На седьмые сутки Круглов настолько ослаб и упал духом, что лежал, не поднимаясь, не шевелясь, и только издавал изредка глухие стоны. Бредовое, горячечное состояние сменялось короткими минутами просветления, тогда Круглову становилось нестерпимо жаль самого себя, и он беззвучно плакал, не стыдясь и не вытирая слез. В один из таких моментов просветления к нему пробрался Васильцов и, присев на землю, глухо спросил:

— Тяжело, браток?

Круглов ничего не ответил, воспаленными глазами взглянул на него и, встретив дружеский взгляд, вдруг почувствовал, что он не одинок, что рядом есть кто-то, кто еще думает о нем и хочет чем-то помочь.

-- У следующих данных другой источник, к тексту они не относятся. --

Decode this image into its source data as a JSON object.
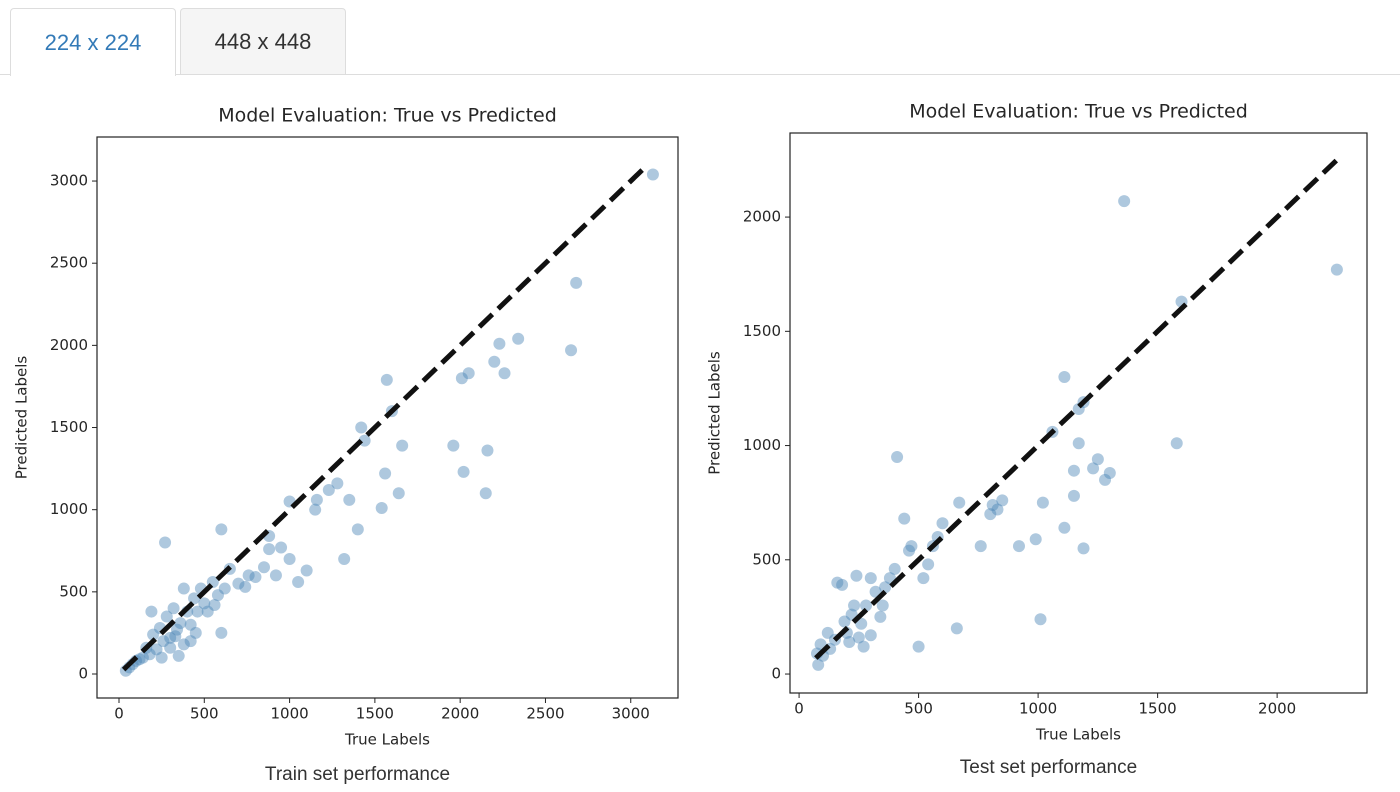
{
  "tabs": [
    "224 x 224",
    "448 x 448"
  ],
  "chart_data": [
    {
      "type": "scatter",
      "title": "Model Evaluation: True vs Predicted",
      "xlabel": "True Labels",
      "ylabel": "Predicted Labels",
      "caption": "Train set performance",
      "color": "#4c84b6",
      "x": [
        3130,
        2680,
        2650,
        2340,
        2230,
        2260,
        2200,
        2160,
        2150,
        2050,
        2010,
        2020,
        1960,
        1660,
        1640,
        1600,
        1570,
        1560,
        1540,
        1420,
        1440,
        1400,
        1350,
        1320,
        1280,
        1230,
        1160,
        1100,
        1150,
        1050,
        1000,
        950,
        920,
        1000,
        880,
        880,
        850,
        800,
        760,
        740,
        700,
        650,
        600,
        620,
        580,
        550,
        500,
        480,
        460,
        440,
        420,
        400,
        380,
        360,
        340,
        320,
        300,
        280,
        270,
        260,
        240,
        220,
        200,
        190,
        180,
        160,
        140,
        120,
        100,
        80,
        60,
        40,
        350,
        450,
        520,
        560,
        600,
        300,
        250,
        420,
        380,
        330
      ],
      "y": [
        3040,
        2380,
        1970,
        2040,
        2010,
        1830,
        1900,
        1360,
        1100,
        1830,
        1800,
        1230,
        1390,
        1390,
        1100,
        1600,
        1790,
        1220,
        1010,
        1500,
        1420,
        880,
        1060,
        700,
        1160,
        1120,
        1060,
        630,
        1000,
        560,
        1050,
        770,
        600,
        700,
        760,
        840,
        650,
        590,
        600,
        530,
        550,
        640,
        880,
        520,
        480,
        560,
        430,
        520,
        380,
        460,
        300,
        380,
        520,
        310,
        270,
        400,
        220,
        350,
        800,
        200,
        280,
        150,
        240,
        380,
        120,
        160,
        100,
        90,
        80,
        60,
        40,
        20,
        110,
        250,
        380,
        420,
        250,
        160,
        100,
        200,
        180,
        230
      ],
      "reference_line": {
        "x": [
          27,
          3100
        ],
        "y": [
          27,
          3100
        ]
      },
      "xlim": [
        -129,
        3277
      ],
      "ylim": [
        -146,
        3268
      ],
      "xticks": [
        0,
        500,
        1000,
        1500,
        2000,
        2500,
        3000
      ],
      "yticks": [
        0,
        500,
        1000,
        1500,
        2000,
        2500,
        3000
      ]
    },
    {
      "type": "scatter",
      "title": "Model Evaluation: True vs Predicted",
      "xlabel": "True Labels",
      "ylabel": "Predicted Labels",
      "caption": "Test set performance",
      "color": "#4c84b6",
      "x": [
        2250,
        1360,
        1600,
        1580,
        1190,
        1170,
        1110,
        1190,
        1250,
        1230,
        1280,
        1300,
        1170,
        1150,
        1150,
        1110,
        1060,
        1020,
        1010,
        990,
        920,
        850,
        830,
        800,
        810,
        760,
        670,
        660,
        600,
        580,
        560,
        540,
        520,
        500,
        470,
        460,
        440,
        410,
        400,
        380,
        360,
        350,
        320,
        300,
        280,
        260,
        240,
        220,
        200,
        180,
        160,
        150,
        130,
        120,
        100,
        90,
        80,
        75,
        250,
        210,
        190,
        300,
        340,
        270,
        230
      ],
      "y": [
        1770,
        2070,
        1630,
        1010,
        1190,
        1160,
        1300,
        550,
        940,
        900,
        850,
        880,
        1010,
        890,
        780,
        640,
        1060,
        750,
        240,
        590,
        560,
        760,
        720,
        700,
        740,
        560,
        750,
        200,
        660,
        600,
        560,
        480,
        420,
        120,
        560,
        540,
        680,
        950,
        460,
        420,
        380,
        300,
        360,
        420,
        300,
        220,
        430,
        260,
        180,
        390,
        400,
        150,
        110,
        180,
        80,
        130,
        40,
        90,
        160,
        140,
        230,
        170,
        250,
        120,
        300
      ],
      "reference_line": {
        "x": [
          70,
          2250
        ],
        "y": [
          70,
          2250
        ]
      },
      "xlim": [
        -38,
        2376
      ],
      "ylim": [
        -83,
        2368
      ],
      "xticks": [
        0,
        500,
        1000,
        1500,
        2000
      ],
      "yticks": [
        0,
        500,
        1000,
        1500,
        2000
      ]
    }
  ]
}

— Ничего, крепись, — продолжал Васильцов, — жизнь, браток, дорогая штука, и расставаться с ней ни за что ни про что не стоит. Драться нужно за жизнь, драться! И уж если умирать, то не даром, а так, чтобы смерть твоя хоть какую-то пользу принесла.

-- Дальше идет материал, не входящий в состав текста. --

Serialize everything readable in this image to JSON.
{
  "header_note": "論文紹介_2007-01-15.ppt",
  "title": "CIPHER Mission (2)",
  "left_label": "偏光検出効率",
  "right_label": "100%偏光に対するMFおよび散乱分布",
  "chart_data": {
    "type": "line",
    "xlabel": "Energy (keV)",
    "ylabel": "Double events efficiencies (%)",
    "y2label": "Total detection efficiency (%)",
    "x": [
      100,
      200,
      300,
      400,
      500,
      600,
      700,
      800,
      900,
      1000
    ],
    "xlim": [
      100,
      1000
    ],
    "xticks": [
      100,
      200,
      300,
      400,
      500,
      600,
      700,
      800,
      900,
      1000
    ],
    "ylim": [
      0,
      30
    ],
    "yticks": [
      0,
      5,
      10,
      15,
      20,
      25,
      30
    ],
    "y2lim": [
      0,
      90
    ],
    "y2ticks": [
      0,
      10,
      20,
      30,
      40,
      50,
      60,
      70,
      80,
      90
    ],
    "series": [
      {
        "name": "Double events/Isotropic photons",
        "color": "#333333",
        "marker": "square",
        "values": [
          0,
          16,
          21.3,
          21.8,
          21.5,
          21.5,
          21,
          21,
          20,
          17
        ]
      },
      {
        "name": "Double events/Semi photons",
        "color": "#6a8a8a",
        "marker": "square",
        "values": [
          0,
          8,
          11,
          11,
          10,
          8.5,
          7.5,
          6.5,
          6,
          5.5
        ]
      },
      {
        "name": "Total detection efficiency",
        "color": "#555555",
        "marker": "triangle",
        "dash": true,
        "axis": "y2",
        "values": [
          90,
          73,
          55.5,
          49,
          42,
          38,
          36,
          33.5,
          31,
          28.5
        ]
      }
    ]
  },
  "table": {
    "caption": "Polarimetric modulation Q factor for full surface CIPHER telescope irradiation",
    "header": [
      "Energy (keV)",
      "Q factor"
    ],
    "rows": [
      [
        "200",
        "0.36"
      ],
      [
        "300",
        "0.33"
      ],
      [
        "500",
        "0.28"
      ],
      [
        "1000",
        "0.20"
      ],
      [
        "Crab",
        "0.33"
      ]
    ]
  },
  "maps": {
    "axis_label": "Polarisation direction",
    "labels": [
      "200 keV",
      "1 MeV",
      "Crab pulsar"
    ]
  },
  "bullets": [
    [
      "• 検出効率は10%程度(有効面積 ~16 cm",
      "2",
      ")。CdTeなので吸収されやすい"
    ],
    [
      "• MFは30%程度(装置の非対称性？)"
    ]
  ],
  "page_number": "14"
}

Он протянул Круглову кусок черного хлеба, кружку воды и, глядя, как дрожащими руками Круглов макает хлеб в воду, продолжал говорить неторопливо и глухо:

— Сил у каждого человека много, только не каждый умеет силы свои собрать. Ты вот, к примеру, лежишь небось и навсегда прощаешься с жизнью. А это глупо и бессмысленно. Человек не о смерти, а о жизни думать должен, о жизни, понимаешь, и не о той, что прожил, а о будущей. Представь только, какая у тебя жизнь впереди, когда ты избавишься от всего, переживешь все, перемучаешься и по-иному, чем прежде, жизнь свою построишь. Сразу силы к тебе вернутся, и все эти ужасы, что нам испытать довелось, станут такими мелкими перед тем великим и прекрасным, что ждет тебя впереди.

И мокрый, липкий хлеб, и теплая, поразительно вкусная вода, и сам Васильцов, и его слова казались Круглову не действительностью, а продолжением сна, только сна не кошмарного с постоянным видением Кости Ивакина, а радостного и веселого, которые посещали его только в далекие детские годы.

— Вот нас тут почти две сотни немцы загнали в сарай, — продолжал Васильцов, — и многим, конечно, не пережить этих мучений. Только за что, спрашивается, погибнет человек в таком сарае? Кому и какую пользу он принесет своей смертью? Никому и никакой! Умер, как бессловесная скотина. Ну дети — они еще не понимают, мы-то, взрослые, мужчины в особенности, должны понимать… Так вот подумай, браток: если б каждый из нас не в плен попал и не в таком сарае с жизнью своей простился, а честно дрался до последнего вздоха и убил, ну, хотя бы одного врага, разве там ему больнее было бы умереть? Нет! Пусть мучительно, пусть тяжело, но умирал бы он со спокойной совестью, зная, что если сам он умирает, то и враг погиб от его руки. И если б все мы, советские люди, дрались до последнего вздоха и по глупости или по случаю не сдавались в плен, а били этих варваров чем только можно, то война давно бы закончилась.